Fire doors are usually common property
In most NSW strata schemes, the entry door to a lot is a fire door, and fire doors are treated as common property — even the door to your own apartment. That's because the door forms part of the building's fire-separating structure, which protects every resident, not just the occupant of one unit.
Because it's common property, responsibility for maintaining, repairing and replacing it generally sits with the owners corporation, not the individual lot owner.
What the owners corporation must do
The owners corporation is responsible for maintaining the building's essential fire safety measures — including fire doors — and for lodging the building's Annual Fire Safety Statement (AFSS) each year.

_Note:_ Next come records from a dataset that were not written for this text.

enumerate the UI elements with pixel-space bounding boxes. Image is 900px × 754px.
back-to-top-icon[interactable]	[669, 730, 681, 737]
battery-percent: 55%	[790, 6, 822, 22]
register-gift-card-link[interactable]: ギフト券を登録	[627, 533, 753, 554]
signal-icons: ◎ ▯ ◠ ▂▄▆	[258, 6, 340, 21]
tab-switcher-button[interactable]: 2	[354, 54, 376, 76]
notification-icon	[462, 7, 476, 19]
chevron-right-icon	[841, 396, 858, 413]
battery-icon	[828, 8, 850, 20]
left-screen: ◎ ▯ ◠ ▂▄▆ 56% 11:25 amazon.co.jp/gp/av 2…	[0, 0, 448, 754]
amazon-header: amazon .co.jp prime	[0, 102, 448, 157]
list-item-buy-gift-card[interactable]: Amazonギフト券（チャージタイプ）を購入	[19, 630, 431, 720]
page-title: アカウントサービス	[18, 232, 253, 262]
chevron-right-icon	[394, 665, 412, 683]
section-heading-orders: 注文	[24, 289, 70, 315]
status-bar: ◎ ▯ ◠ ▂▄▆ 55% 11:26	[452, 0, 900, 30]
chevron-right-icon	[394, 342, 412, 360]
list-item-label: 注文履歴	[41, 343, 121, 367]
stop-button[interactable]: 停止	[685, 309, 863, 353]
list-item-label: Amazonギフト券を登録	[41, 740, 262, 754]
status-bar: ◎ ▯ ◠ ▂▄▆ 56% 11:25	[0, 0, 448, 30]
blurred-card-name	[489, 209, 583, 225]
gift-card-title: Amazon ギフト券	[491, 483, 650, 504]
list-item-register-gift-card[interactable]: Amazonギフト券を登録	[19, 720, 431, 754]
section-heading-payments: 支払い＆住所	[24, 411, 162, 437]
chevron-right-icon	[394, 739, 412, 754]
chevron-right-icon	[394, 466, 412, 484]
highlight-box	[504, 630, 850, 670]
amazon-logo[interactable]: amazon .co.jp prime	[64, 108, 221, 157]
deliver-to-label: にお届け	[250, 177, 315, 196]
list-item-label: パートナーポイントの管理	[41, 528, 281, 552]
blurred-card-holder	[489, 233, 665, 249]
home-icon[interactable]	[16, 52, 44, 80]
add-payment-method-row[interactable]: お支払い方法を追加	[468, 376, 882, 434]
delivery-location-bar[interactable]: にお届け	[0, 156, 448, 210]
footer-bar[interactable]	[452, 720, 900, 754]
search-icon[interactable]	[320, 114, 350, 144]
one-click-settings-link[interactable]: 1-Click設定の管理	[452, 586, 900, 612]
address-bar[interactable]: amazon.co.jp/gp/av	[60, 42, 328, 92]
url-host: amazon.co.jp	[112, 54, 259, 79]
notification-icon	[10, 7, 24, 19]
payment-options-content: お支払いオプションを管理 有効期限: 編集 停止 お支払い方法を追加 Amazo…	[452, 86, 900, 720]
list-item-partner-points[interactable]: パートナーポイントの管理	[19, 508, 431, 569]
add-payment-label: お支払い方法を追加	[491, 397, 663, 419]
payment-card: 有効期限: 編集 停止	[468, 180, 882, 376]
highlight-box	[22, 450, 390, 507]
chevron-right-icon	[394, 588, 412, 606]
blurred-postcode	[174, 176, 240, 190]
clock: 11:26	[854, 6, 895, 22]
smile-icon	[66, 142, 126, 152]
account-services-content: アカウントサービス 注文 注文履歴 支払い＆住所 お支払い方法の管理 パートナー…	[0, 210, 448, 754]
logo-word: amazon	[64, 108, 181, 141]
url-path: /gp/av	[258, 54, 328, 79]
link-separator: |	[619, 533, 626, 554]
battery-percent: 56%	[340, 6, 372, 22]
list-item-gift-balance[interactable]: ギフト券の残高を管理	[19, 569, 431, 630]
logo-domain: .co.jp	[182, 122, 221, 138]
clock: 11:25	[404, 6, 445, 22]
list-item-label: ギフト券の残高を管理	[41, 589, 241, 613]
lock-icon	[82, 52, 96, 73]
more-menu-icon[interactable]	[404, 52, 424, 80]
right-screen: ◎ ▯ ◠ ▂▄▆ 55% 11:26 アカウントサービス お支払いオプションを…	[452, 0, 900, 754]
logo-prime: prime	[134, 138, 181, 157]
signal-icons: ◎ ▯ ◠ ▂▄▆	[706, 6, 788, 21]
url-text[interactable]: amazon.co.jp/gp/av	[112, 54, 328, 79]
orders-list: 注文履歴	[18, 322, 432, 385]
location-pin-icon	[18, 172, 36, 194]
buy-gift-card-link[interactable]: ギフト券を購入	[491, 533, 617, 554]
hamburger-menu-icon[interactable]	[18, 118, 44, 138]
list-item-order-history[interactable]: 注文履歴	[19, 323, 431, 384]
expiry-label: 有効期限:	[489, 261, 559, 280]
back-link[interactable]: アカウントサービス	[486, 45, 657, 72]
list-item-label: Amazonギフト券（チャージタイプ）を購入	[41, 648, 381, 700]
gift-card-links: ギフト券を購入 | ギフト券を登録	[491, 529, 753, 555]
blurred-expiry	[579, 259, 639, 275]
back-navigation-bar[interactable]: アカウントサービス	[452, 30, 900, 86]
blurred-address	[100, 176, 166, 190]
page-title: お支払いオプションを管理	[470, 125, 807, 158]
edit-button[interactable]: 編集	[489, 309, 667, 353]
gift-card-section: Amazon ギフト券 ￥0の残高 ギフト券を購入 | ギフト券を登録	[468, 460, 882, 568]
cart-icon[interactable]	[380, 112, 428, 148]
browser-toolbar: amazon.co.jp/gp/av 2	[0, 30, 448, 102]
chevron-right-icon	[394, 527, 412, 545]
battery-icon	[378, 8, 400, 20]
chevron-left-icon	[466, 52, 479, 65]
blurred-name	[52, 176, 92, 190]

In practice that means arranging routine inspection and maintenance, rectifying or replacing any non-compliant fire doors, and keeping records of the work. The actual fire door work is carried out by a fire door contractor; the statutory assessment and sign-off is done by an Accredited Practitioner (Fire Safety).
What this means for lot owners
If you own a unit, the most important thing is simple: don't modify your fire door. Fitting your own deadlock, peephole, kick plate, or painting it can void its compliance and create a cost and safety issue for the whole building.
If you think your door is faulty — it won't self-close, has big gaps, or damaged seals — report it to your strata manager rather than fixing it yourself.
What happens when a fire door fails an inspection
When an inspection flags a non-compliant fire door, the owners corporation arranges rectification. Many faults can be repaired; where a door can't be brought back to standard, it's replaced with a compliant door set.
A good fire door contractor will tell you honestly which doors can be repaired and which need replacing, carry out the work to standard, and give you documentation that supports the building's compliance.
This guide is general information, not statutory advice. For sign-off and compliance decisions, speak with your strata manager and your nominated fire safety practitioner.